Luís Campos abordou a sua chegada ao Mónaco, a forma de gestão do clube que, depois de épocas de muito investimento, foi impedido pelo fair-play financeiro da UEFA de ver injetado mais dinheiro pelo seu investidor. Agora no LILLE OSC, o dirigente português referiu que o seu crescimento do seu atual clube a nível desportivo, económico e estrutural e deixou ainda reparos ao futebol português, considerando que este deve sofrer um rápido crescimento.

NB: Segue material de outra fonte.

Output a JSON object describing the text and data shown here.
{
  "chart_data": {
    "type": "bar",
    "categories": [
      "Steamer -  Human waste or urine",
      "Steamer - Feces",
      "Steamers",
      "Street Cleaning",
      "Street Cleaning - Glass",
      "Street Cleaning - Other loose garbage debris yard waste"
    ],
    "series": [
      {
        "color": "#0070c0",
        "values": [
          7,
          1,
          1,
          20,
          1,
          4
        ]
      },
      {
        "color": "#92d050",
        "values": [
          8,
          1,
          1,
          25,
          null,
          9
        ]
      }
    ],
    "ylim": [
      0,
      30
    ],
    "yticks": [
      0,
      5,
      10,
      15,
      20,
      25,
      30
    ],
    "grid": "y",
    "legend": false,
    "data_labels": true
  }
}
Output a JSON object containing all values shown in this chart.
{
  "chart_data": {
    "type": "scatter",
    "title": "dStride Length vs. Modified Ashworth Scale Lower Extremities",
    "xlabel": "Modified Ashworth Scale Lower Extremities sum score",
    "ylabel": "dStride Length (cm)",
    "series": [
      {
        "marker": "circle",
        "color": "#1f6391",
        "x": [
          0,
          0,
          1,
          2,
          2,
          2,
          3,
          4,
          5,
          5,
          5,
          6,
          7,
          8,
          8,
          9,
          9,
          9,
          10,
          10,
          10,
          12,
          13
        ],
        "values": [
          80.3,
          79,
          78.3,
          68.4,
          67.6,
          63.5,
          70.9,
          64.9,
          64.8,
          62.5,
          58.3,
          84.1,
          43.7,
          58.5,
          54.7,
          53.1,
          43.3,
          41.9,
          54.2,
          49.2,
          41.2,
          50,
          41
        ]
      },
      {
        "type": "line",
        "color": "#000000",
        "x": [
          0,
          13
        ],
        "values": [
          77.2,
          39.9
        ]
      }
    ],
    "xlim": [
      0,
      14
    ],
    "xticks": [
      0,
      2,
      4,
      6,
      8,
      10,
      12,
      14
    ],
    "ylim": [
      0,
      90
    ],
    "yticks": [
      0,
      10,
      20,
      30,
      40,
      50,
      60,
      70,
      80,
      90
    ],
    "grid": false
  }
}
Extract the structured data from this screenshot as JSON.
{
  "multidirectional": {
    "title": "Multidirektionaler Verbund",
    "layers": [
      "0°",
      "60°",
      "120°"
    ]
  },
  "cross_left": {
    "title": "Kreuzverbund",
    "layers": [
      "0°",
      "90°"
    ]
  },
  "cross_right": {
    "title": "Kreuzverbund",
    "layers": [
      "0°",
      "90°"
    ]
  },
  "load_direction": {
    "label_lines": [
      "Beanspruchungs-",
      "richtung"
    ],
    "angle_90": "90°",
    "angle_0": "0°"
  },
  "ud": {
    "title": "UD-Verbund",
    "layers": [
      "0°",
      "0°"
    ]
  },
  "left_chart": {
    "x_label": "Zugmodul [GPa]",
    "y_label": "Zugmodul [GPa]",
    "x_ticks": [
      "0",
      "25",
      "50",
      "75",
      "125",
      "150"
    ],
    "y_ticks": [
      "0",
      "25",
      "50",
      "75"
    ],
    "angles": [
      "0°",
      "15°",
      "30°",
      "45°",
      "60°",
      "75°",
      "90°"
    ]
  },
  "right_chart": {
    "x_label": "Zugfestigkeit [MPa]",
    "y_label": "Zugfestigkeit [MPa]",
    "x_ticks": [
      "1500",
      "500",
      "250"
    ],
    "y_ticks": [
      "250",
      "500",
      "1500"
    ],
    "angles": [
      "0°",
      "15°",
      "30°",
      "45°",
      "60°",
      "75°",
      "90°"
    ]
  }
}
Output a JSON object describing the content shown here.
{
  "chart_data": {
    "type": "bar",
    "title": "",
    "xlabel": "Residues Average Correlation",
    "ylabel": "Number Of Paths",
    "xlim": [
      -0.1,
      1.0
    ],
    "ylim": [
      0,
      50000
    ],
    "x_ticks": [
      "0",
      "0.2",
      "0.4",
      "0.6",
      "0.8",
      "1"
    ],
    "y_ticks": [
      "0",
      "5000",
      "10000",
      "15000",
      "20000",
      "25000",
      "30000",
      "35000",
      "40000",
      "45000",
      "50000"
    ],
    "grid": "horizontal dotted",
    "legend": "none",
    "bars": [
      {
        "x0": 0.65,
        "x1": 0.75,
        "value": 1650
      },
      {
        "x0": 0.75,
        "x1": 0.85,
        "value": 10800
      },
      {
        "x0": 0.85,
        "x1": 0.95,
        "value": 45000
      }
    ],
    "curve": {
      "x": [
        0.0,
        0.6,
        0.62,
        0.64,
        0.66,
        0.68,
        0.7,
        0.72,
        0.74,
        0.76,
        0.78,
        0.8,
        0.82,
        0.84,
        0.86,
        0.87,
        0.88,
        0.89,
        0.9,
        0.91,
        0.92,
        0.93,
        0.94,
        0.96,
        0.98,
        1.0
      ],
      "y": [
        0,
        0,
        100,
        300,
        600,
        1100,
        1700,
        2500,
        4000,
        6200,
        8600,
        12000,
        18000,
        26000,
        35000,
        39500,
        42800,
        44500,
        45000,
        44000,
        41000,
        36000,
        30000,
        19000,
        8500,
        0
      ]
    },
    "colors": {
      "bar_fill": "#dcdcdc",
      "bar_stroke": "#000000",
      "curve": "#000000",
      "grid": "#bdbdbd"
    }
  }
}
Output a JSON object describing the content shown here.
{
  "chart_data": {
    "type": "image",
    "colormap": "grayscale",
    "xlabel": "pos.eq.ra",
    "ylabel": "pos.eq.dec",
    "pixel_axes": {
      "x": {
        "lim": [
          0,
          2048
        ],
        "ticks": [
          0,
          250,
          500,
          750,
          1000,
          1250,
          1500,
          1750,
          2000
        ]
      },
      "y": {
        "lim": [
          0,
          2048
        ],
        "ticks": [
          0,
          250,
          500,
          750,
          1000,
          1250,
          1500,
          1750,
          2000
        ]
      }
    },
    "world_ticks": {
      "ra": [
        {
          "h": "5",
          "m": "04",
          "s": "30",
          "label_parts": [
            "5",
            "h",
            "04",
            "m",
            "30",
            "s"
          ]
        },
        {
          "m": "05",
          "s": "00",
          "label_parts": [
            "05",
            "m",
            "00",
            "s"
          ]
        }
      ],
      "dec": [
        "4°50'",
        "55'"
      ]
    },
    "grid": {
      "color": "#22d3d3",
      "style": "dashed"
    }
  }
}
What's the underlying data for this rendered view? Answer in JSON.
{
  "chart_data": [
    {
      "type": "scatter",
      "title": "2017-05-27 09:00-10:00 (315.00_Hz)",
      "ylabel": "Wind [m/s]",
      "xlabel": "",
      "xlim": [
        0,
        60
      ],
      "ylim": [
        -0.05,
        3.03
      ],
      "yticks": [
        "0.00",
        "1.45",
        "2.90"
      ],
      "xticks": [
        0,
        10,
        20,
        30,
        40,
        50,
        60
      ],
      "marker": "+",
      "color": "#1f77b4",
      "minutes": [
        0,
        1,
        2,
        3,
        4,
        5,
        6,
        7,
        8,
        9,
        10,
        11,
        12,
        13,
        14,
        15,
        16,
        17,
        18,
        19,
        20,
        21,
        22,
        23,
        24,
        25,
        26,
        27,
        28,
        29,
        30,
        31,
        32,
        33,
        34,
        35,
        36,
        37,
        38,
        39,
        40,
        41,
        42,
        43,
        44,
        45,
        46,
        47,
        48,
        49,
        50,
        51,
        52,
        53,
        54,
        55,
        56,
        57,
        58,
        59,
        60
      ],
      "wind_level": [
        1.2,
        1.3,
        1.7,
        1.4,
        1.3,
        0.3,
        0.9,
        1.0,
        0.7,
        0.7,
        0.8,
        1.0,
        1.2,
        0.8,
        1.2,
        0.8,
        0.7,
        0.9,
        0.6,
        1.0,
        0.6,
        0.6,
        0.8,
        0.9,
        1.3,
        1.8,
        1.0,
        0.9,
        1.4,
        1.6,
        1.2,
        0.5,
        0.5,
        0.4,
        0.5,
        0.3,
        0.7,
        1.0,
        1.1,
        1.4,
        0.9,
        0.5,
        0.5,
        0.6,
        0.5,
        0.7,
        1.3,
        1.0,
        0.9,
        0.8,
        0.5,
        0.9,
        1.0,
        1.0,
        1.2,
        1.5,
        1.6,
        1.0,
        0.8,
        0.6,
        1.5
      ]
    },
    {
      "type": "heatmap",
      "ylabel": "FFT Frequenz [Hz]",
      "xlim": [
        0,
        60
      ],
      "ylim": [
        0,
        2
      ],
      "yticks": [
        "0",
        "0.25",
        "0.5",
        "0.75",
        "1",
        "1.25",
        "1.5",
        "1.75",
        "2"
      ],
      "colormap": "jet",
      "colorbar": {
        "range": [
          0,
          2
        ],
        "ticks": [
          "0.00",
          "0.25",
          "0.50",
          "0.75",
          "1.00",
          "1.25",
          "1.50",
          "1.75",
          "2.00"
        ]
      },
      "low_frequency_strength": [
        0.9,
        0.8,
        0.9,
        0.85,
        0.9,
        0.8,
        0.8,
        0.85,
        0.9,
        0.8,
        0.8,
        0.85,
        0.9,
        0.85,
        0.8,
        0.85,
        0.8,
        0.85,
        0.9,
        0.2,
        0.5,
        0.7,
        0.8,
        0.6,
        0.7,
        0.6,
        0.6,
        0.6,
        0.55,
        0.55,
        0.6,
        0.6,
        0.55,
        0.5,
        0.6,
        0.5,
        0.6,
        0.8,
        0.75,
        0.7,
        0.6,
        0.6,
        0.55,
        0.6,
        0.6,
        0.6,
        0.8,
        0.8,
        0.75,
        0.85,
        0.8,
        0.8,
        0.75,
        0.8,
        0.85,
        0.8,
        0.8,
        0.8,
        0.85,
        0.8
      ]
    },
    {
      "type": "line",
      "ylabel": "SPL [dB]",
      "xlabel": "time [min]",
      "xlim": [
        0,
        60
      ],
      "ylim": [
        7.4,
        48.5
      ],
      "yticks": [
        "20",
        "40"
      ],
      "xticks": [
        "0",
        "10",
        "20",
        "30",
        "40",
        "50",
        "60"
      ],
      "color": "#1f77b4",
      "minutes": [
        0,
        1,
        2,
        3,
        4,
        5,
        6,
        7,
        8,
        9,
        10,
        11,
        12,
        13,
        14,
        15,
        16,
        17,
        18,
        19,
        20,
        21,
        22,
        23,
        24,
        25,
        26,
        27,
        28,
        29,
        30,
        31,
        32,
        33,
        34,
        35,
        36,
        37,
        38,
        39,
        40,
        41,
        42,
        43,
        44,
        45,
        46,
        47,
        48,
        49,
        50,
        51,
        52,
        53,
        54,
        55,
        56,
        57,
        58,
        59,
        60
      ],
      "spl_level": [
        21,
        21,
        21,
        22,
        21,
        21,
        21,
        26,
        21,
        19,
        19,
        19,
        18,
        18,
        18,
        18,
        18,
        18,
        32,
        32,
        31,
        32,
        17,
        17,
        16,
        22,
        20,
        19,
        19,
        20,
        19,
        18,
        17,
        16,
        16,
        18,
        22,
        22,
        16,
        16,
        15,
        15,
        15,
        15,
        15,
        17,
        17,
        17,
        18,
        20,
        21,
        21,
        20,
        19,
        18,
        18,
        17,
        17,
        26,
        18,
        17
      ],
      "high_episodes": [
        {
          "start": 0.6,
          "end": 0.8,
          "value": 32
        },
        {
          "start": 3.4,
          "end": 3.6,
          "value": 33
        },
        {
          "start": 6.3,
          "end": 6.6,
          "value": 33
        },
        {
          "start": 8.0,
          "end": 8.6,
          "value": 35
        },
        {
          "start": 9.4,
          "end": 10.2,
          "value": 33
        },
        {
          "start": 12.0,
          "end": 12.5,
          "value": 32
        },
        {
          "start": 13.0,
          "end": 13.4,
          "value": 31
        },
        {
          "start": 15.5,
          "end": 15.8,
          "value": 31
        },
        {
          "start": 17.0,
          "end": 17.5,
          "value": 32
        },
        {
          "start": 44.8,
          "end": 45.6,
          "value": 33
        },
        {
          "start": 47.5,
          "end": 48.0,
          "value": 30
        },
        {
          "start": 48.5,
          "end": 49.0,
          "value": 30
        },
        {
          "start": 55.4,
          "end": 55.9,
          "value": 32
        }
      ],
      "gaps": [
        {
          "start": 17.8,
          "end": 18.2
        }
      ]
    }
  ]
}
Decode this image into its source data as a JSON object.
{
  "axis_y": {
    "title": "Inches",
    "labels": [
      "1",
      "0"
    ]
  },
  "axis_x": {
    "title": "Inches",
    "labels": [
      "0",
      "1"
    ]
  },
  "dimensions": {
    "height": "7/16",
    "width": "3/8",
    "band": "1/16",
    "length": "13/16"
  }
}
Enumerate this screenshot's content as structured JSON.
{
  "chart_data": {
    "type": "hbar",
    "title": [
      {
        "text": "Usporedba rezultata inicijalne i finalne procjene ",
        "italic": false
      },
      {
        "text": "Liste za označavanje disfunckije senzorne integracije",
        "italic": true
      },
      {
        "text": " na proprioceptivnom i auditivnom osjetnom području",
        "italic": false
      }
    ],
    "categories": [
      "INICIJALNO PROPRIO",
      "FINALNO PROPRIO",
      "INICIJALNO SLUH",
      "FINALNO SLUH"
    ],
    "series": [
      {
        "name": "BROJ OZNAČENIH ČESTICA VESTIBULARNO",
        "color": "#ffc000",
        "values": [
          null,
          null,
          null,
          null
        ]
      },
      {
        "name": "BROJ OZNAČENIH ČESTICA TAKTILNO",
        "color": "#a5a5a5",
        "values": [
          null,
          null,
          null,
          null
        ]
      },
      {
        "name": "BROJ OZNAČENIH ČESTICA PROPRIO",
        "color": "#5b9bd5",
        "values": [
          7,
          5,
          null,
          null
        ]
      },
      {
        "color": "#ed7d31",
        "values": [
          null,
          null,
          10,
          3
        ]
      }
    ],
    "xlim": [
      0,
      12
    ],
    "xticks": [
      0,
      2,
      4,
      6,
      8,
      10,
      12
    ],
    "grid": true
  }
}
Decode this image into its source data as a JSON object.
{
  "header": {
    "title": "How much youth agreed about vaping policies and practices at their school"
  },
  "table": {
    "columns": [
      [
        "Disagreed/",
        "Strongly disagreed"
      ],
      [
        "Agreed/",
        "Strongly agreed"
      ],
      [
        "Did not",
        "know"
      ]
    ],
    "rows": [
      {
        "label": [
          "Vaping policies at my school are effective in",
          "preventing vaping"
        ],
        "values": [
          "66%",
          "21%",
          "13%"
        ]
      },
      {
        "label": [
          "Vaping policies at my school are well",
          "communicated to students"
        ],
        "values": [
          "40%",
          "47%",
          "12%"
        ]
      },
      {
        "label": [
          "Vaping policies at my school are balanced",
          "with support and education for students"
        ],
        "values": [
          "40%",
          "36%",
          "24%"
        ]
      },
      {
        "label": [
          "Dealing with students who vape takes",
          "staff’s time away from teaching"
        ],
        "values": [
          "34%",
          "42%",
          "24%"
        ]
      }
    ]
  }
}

Como é que o futebol muda a vida das pessoas

O World Scouting Congress terminou com um painel de luxo, composto por Costinha, Pedro Mendes, Rui Costa e Júlio César,  com Pedro Azevedo como moderador.

Neste painel, e de acordo com o propósito do evento, os ex-jogadores começaram por referir quem foram os seus scouts, como traçaram o início da sua carreira. Depois, entre muitas histórias de futebol e do mundo do futebol, os convidados abordaram os seus planos atuais e como tomaram a decisão acerca do seu futuro depois de pendurar as chuteiras. Com muito humor e fair-play à mistura, foram chamadas à conversa, entre muitos outros eventos, a final do Euro 2004, a final da Liga dos Campeões de 2005, que Rui Costa perdeu e os dérbis em Itália entre Júlio César e Rui Costa. Os ex-craques falaram ainda sobre as estrelas com quem e contra quem jogaram, numa conversa à moda antiga, sobre futebol, com fair-play e com muito boa disposição.

Assim terminou o World Scouting Congress, evento que reuniu muitas personalidades ilustres do futebol nacional e internacional e que, segundo Miguel Canedo, Brand Manager da Quest, organizadora do evento, em declarações ao BnR, se manterá, em princípio, na cidade Invicta.